Dio creò l’uomo a sua immagine; lo creò a immagine di Dio; maschio e femmina li creò. Recita così la Genesi al capitolo 1 versetto 27. E non c’è niente di più chiaro della Sacra Scrittura, caratterizzata da un linguaggio semplice e insieme potente. Gli uomini invece non hanno niente a che fare con la semplicità o la complessità delle cose. Nemmeno in materia di diritto. In quel complesso, la legge, che pure dovrebbe rispondere ai principi di tassatività e determinatezza. Ce lo ricorda Carlo Nordio introducendo “Nessuno può definirci”, il libro di Anna Monia Alfieri e Angelo Lucarella, edito da Aracne. L’argomento è il famoso Ddl Zan titolato Misure di prevenzione e contrasto della discriminazione e della violenza per motivi fondati sul sesso, sul genere, sull’orientamento sessuale, sull’identità di genere e sulla disabilità. Al riguardo, l’opuscolo che riporta fedelmente il testo in ogni articolo, contiene analisi e riflessioni giuridiche. Nella prima parte Angelo Lucarella si interroga sulla liceità del definire per legge quegli aspetti che appartengono alla sfera più intima della persona. Ad ogni modo, a parere dell’avvocato martinese, appassionato del diritto e lucido pensatore (dal 2020 vicepresidente della Commissione Giustizia del Ministero dello Sviluppo economico), non c’è bisogno di normare ciò che è già principio universale. Sarebbe anzi pernicioso in termini di autorevolezza e credibilità delle Carte costituzionali. Va ricordato che il divieto di qualsiasi discriminazione fondata sul sesso, la razza o la religione, è già sancito dall’art. 14 della Convenzione europea dei diritti dell’Uomo.
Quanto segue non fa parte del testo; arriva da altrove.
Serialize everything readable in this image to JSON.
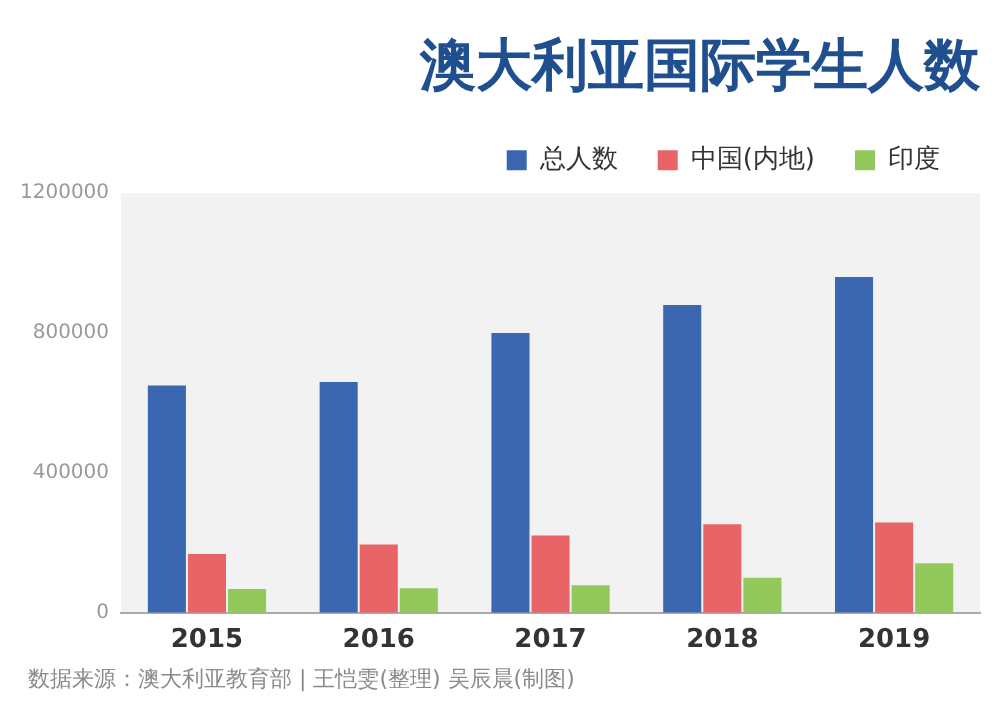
{
  "chart_data": {
    "type": "bar",
    "title": "澳大利亚国际学生人数",
    "categories": [
      "2015",
      "2016",
      "2017",
      "2018",
      "2019"
    ],
    "series": [
      {
        "name": "总人数",
        "color": "#3b67b1",
        "values": [
          650000,
          660000,
          800000,
          880000,
          960000
        ]
      },
      {
        "name": "中国(内地)",
        "color": "#e86467",
        "values": [
          168000,
          195000,
          221000,
          253000,
          258000
        ]
      },
      {
        "name": "印度",
        "color": "#93c95b",
        "values": [
          68000,
          70000,
          79000,
          100000,
          142000
        ]
      }
    ],
    "ylim": [
      0,
      1200000
    ],
    "yticks": [
      0,
      400000,
      800000,
      1200000
    ],
    "grid": false,
    "legend": "top right",
    "annotations": [
      "数据来源：澳大利亚教育部 | 王恺雯(整理) 吴辰晨(制图)"
    ]
  }
}
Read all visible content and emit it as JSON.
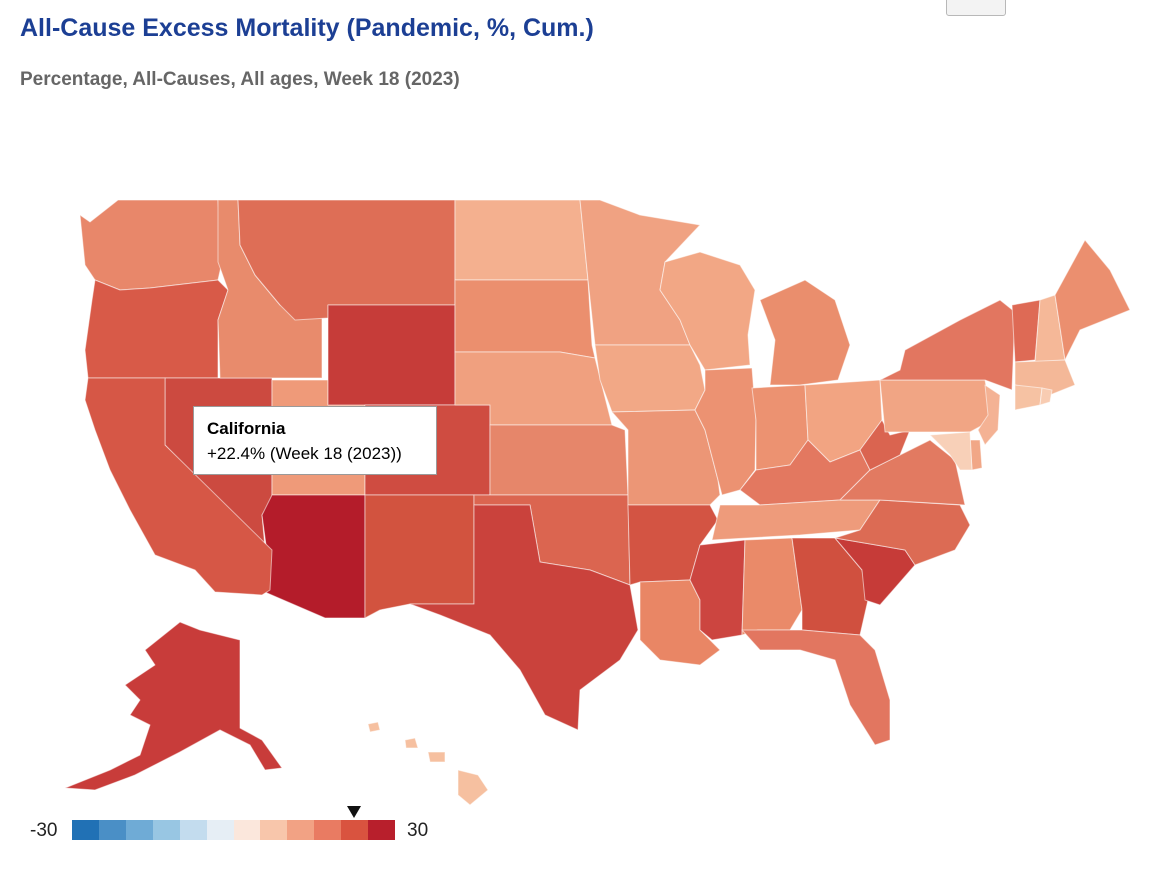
{
  "header": {
    "title": "All-Cause Excess Mortality (Pandemic, %, Cum.)",
    "subtitle": "Percentage, All-Causes, All ages, Week 18 (2023)"
  },
  "tooltip": {
    "state": "California",
    "value_text": "+22.4% (Week 18 (2023))"
  },
  "legend": {
    "min_label": "-30",
    "max_label": "30",
    "min": -30,
    "max": 30,
    "marker_value": 22.4,
    "ramp": [
      "#2171b5",
      "#4a8fc6",
      "#6fabd6",
      "#98c6e3",
      "#c3dcee",
      "#e6eef5",
      "#fbe7dc",
      "#f8c6ab",
      "#f2a284",
      "#e97b62",
      "#d9533f",
      "#b81f2c"
    ]
  },
  "colors": {
    "title": "#1c3f94",
    "highlight_border": "#7a2b2b"
  },
  "states": [
    {
      "name": "Washington",
      "color": "#e8876a"
    },
    {
      "name": "Oregon",
      "color": "#d85a48"
    },
    {
      "name": "California",
      "color": "#d65746"
    },
    {
      "name": "Idaho",
      "color": "#e88b6c"
    },
    {
      "name": "Nevada",
      "color": "#cc4a40"
    },
    {
      "name": "Utah",
      "color": "#ef9a79"
    },
    {
      "name": "Arizona",
      "color": "#b41c2a"
    },
    {
      "name": "Montana",
      "color": "#de6e56"
    },
    {
      "name": "Wyoming",
      "color": "#c63c39"
    },
    {
      "name": "Colorado",
      "color": "#cf4c41"
    },
    {
      "name": "New Mexico",
      "color": "#d2533f"
    },
    {
      "name": "North Dakota",
      "color": "#f4b08f"
    },
    {
      "name": "South Dakota",
      "color": "#eb8f6e"
    },
    {
      "name": "Nebraska",
      "color": "#f0a07f"
    },
    {
      "name": "Kansas",
      "color": "#e6866a"
    },
    {
      "name": "Oklahoma",
      "color": "#db6550"
    },
    {
      "name": "Texas",
      "color": "#ca423c"
    },
    {
      "name": "Minnesota",
      "color": "#f0a282"
    },
    {
      "name": "Iowa",
      "color": "#f2a886"
    },
    {
      "name": "Missouri",
      "color": "#ec9676"
    },
    {
      "name": "Arkansas",
      "color": "#d35443"
    },
    {
      "name": "Louisiana",
      "color": "#e98665"
    },
    {
      "name": "Wisconsin",
      "color": "#f2a785"
    },
    {
      "name": "Illinois",
      "color": "#ec9272"
    },
    {
      "name": "Michigan",
      "color": "#ea8e6d"
    },
    {
      "name": "Indiana",
      "color": "#ec9271"
    },
    {
      "name": "Ohio",
      "color": "#f2a482"
    },
    {
      "name": "Kentucky",
      "color": "#e37860"
    },
    {
      "name": "Tennessee",
      "color": "#ee9b7b"
    },
    {
      "name": "Mississippi",
      "color": "#cc4540"
    },
    {
      "name": "Alabama",
      "color": "#ea8a69"
    },
    {
      "name": "Georgia",
      "color": "#d0503f"
    },
    {
      "name": "Florida",
      "color": "#e27660"
    },
    {
      "name": "South Carolina",
      "color": "#c63b38"
    },
    {
      "name": "North Carolina",
      "color": "#dc6b54"
    },
    {
      "name": "Virginia",
      "color": "#e27a61"
    },
    {
      "name": "West Virginia",
      "color": "#da6450"
    },
    {
      "name": "Pennsylvania",
      "color": "#f1a584"
    },
    {
      "name": "New York",
      "color": "#e27660"
    },
    {
      "name": "Vermont",
      "color": "#de6a55"
    },
    {
      "name": "New Hampshire",
      "color": "#f5b898"
    },
    {
      "name": "Maine",
      "color": "#eb8f6f"
    },
    {
      "name": "Massachusetts",
      "color": "#f4b898"
    },
    {
      "name": "Connecticut",
      "color": "#f6c2a3"
    },
    {
      "name": "Rhode Island",
      "color": "#f8ccb2"
    },
    {
      "name": "New Jersey",
      "color": "#f4b294"
    },
    {
      "name": "Delaware",
      "color": "#f1a787"
    },
    {
      "name": "Maryland",
      "color": "#f8d0b8"
    },
    {
      "name": "Alaska",
      "color": "#c83c3a"
    },
    {
      "name": "Hawaii",
      "color": "#f6c0a0"
    }
  ]
}
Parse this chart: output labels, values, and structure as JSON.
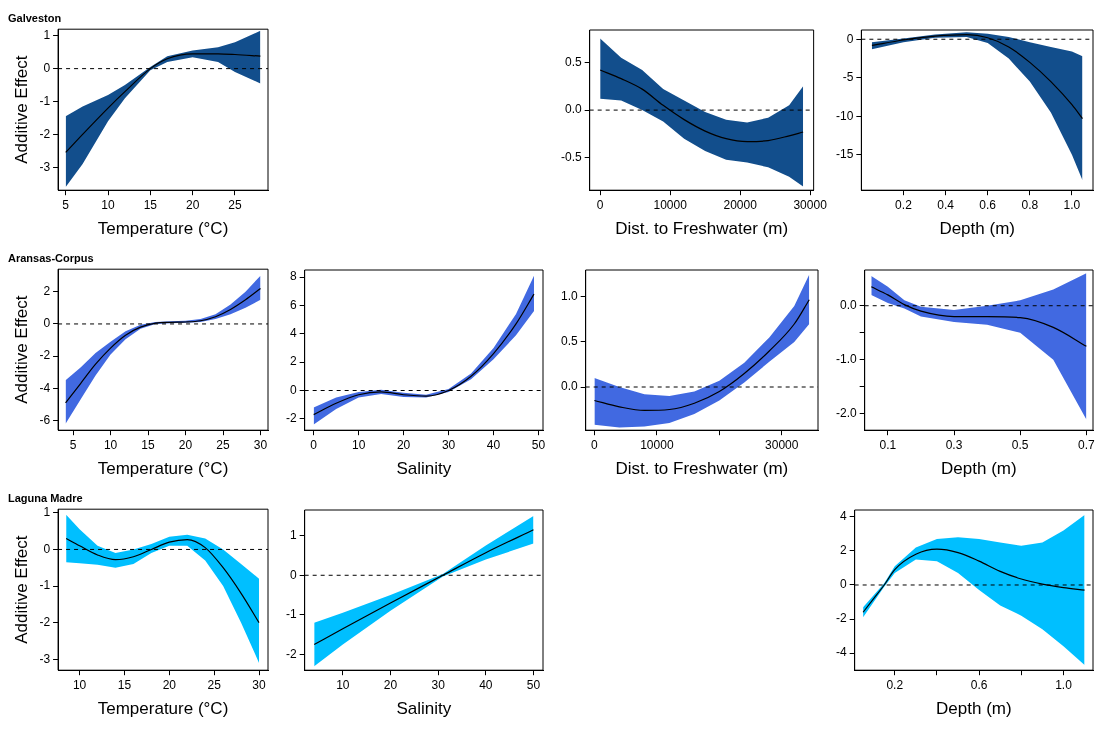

Il ddl Zan verrà ridiscusso a settembre dopo la rissa andata in scena al Senato. Qualora fosse approvato, quali ricadute avrebbe? Il disegno di legge non convince suor Monia. La coautrice di Nessuno può definirci, infatti, allineandosi alla posizione di Angelo Lucarella evidenzia la presenza delle protezioni giuridiche già offerte dal nostro ordinamento aggiungendo che quando la legge precisa con eccesso di tutela, in realtà discrimina introducendo categorie. Nessuna norma inoltre potrà mai arrestare l’esercizio della discriminazione. Nessuna legge, secondo la religiosa, potrà colmare il vuoto di pensiero, che “a volte si rivela una voragine”. E qui si innesta la dimensione didattico-educativa. Che dovrebbe essere prerogativa della famiglia, e non dello Stato o della scuola. Quest’ultima invece verrebbe chiamata in causa attraverso giornate e iniziative, al rischio di favorire l’indottrinamento e il pensiero unico.
A parer degli autori, il Ddl Zan va rivisto in considerazione dei conseguenti contrasti sociali e giuridici. Va considerata inoltre la congiuntura storica. Ovvero che ci sono altre priorità alle quali guardare oggi, in un Paese non affatto omofobo, dove la stragrande maggioranza della popolazione crede nella cultura del rispetto, non nella discriminazione. E non perché glielo imponga il legislatore.